Retired Air Force Colonel Steve Asher also ran a missile base that later flunked key security tests.

Ever since last summer, when a 82-year-old nun broke into the Y-12 nuclear weapons complex in Oak Ridge, Tennessee, the National Nuclear Security Administration has scrambled to improve its leadership and beef up security at America’s nuke facilities. Now it appears the agency has found the man for the job: The weekly trade publication Nuclear Weapons & Materials Monitor reported last week that the NNSA has named as its acting head of nuclear security Steve Asher, a retired Air Force colonel who less than four years ago was working as a “team leader” at a Target store in Spokane, Washington. Prior to that, he commanded a missile base in Montana that flunked a nuclear security test within five months of his departure.

This November 2009 video, dug up by the Project on Government Oversight (where I used to be a fellow), shows Asher hawking Black Friday bargains: “A lot of folks were being thrifty in their shopping this year, and so we sold more of our $1.99 towels than we expected!” (Click the screenshot for the link.)

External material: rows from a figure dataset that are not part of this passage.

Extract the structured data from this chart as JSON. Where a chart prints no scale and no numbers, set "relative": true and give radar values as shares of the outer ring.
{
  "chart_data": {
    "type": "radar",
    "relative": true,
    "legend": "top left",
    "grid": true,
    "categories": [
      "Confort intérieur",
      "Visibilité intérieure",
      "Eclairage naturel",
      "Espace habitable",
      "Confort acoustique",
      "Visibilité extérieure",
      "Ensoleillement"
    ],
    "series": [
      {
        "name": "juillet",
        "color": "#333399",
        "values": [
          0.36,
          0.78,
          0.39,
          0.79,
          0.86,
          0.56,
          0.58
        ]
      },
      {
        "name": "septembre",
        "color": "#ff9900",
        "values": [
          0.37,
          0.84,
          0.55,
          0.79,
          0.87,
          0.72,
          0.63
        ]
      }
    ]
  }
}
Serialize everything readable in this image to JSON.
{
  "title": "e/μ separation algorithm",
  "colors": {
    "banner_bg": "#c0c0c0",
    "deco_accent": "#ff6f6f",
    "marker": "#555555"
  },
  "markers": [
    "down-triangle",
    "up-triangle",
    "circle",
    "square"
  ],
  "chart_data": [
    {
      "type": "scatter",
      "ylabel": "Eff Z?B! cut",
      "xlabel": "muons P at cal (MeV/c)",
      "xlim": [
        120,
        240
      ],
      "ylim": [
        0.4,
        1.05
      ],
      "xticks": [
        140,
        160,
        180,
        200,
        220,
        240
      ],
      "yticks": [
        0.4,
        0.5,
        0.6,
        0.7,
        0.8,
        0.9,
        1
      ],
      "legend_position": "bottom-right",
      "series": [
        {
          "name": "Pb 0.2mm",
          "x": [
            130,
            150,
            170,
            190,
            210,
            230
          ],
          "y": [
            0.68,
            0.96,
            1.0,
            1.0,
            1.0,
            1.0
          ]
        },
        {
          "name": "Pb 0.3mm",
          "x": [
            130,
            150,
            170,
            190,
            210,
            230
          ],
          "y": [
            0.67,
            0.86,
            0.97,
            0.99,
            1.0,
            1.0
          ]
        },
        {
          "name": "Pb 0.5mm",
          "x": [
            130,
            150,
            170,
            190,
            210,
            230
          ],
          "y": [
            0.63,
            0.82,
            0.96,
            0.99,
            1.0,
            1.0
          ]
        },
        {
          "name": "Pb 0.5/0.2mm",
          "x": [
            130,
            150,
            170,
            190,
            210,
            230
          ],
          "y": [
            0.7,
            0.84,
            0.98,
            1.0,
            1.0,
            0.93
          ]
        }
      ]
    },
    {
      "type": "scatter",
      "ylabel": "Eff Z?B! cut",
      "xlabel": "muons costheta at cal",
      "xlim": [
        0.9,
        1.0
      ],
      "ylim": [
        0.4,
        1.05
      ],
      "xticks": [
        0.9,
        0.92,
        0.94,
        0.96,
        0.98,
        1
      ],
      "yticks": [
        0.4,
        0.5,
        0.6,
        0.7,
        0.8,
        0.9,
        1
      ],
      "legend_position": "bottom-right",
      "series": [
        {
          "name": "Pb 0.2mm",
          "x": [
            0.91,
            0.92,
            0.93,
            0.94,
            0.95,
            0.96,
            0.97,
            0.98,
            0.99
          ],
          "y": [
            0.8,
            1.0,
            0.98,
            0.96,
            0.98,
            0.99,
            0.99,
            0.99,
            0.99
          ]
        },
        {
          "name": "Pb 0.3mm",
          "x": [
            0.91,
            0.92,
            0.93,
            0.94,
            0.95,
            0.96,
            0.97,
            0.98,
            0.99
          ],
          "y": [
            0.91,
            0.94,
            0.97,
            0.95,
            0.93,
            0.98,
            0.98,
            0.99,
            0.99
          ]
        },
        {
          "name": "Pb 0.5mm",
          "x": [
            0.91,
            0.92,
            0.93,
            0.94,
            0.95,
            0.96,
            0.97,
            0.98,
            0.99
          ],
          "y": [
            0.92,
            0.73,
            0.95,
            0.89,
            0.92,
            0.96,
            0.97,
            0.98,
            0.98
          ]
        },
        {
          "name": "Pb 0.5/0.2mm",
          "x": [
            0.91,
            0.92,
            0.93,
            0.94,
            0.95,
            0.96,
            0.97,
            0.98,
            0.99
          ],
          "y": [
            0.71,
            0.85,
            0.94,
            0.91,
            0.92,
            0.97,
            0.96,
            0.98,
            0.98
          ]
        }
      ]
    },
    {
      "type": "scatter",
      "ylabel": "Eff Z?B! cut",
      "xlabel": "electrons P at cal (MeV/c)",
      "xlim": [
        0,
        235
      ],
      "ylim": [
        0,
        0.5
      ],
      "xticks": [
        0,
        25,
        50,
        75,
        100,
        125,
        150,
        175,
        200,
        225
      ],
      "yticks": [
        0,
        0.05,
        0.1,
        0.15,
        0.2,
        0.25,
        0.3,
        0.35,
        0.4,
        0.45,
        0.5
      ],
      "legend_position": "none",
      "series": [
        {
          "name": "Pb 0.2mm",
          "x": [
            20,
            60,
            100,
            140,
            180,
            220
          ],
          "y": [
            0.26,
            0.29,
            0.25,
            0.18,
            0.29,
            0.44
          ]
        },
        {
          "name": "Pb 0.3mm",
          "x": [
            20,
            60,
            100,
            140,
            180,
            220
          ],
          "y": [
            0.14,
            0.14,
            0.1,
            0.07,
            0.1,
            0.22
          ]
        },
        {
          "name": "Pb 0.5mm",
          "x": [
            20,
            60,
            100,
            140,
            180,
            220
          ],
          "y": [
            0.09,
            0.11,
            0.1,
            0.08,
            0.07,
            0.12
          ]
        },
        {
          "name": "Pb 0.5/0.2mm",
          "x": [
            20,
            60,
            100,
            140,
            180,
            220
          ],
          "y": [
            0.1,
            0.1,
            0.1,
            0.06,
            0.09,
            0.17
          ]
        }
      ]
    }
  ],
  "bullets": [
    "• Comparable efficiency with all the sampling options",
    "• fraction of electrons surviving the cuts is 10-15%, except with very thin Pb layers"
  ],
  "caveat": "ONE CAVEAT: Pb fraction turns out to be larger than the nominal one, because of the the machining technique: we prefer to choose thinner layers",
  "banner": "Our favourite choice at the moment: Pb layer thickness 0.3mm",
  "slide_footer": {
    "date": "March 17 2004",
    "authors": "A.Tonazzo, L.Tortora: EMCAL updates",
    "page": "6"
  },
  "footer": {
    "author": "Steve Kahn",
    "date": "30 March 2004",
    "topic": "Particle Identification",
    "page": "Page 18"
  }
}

Asher’s new title is acting chief of defense nuclear security and associate administrator for defense nuclear security, which puts him in charge of developing and implementing security programs at nuke sites nationwide. He has only worked at NNSA since late last year, when he was brought in as a security consultant, Nuclear Weapons & Materials Monitor reported. According to NNSA spokesman Joshua McConaha, Asher will have to apply for the permanent position, just like any other candidate. “Asher was recruited into Target’s executive ranks after serving 33 years in the US Air Force,” he says. “There are very few people in the United States who have more experience.”

Citing privacy concerns, Target declined to answer questions regarding Asher’s term of employment, but it appears he came to Target after leaving Malmstrom Air Force Base in July 2008. From 2005 until 2008, as the commander of Malmstrom’s 341st Security Forces Group, he was in charge of security for 200 intercontinental ballistic missiles in central Montana, according to Katrina M. Heikkinen, a spokeswoman for the base.

In November 2008, the Air Force Times reported that the 341st Missile Wing had failed its “nuclear surety inspection,” which takes place every 18 months, after problems were found with maintenance, and also with the program that monitors access to the nukes (it passed its reinspection several months later.) “That’s what really concerns us,” says Peter Stockton, a senior investigator at POGO. “Malmstrom failed, and Asher can’t really claim that he’s not responsible for any of that stuff.”

“Malmstrom failed, and Asher can’t really claim that he’s not responsible for any of that stuff.”

Heikkinen said she could not comment on whether the failed inspection was related to Asher’s command. The NNSA’s McConaha, asked about the problems at Malmstrom, says that “there is absolutely no doubt” that Asher has sufficient experience for his new position. He “led nearly 1,300 airmen in providing a high state of security for the largest nuclear intercontinental ballistic missile field in the free world.”

Atomic City Underground, a blog by Knoxville News Sentinel reporter Frank Munger, reports that Asher also has 10 years’ experience advising the Air Force inspector general on nuclear security. At the NNSA, he is replacing acting chief Brig. General Sandra Finan, who took over from Jeff Harrell, another acting chief. The last permanent chief was Douglas Fremont, who was reassigned after an anti-war group embarrassed the agency by infiltrating the Y-12 complex.

All three had impressive security credentials: Finan worked as an inspector general at Air Force Global Strike Command and was director of “space forces” during the Iraq war. Harrell was previously director of the NNSA’s Office of Secure Transportation. And Fremont has at least three decades of experience in national security, mostly in submarines and nuclear weapons.

Given recent reports of security problems at American nuclear sites—the Department of Energy’s watchdog found in December that NNSA was failing to adequately inform law enforcement when its computers were hacked—POGO’s experts aren’t convinced that Asher is suitably prepared. “We’re concerned that, in this vulnerable time for the NNSA, someone who has been so out of this world for a while isn’t up to the task of making all the major security changes that really should be made,” says Lydia Dennett, a POGO research associate.

“Target,” counters NNSA spokesman McConaha, “is a Fortune 50 company who is extremely selective about who they recruit. He was responsible for managing hundreds of people and millions of dollars.”

The newscaster in the video seems to agree: Asher’s Target store exceeded “expectations in revenue and total number of shoppers.”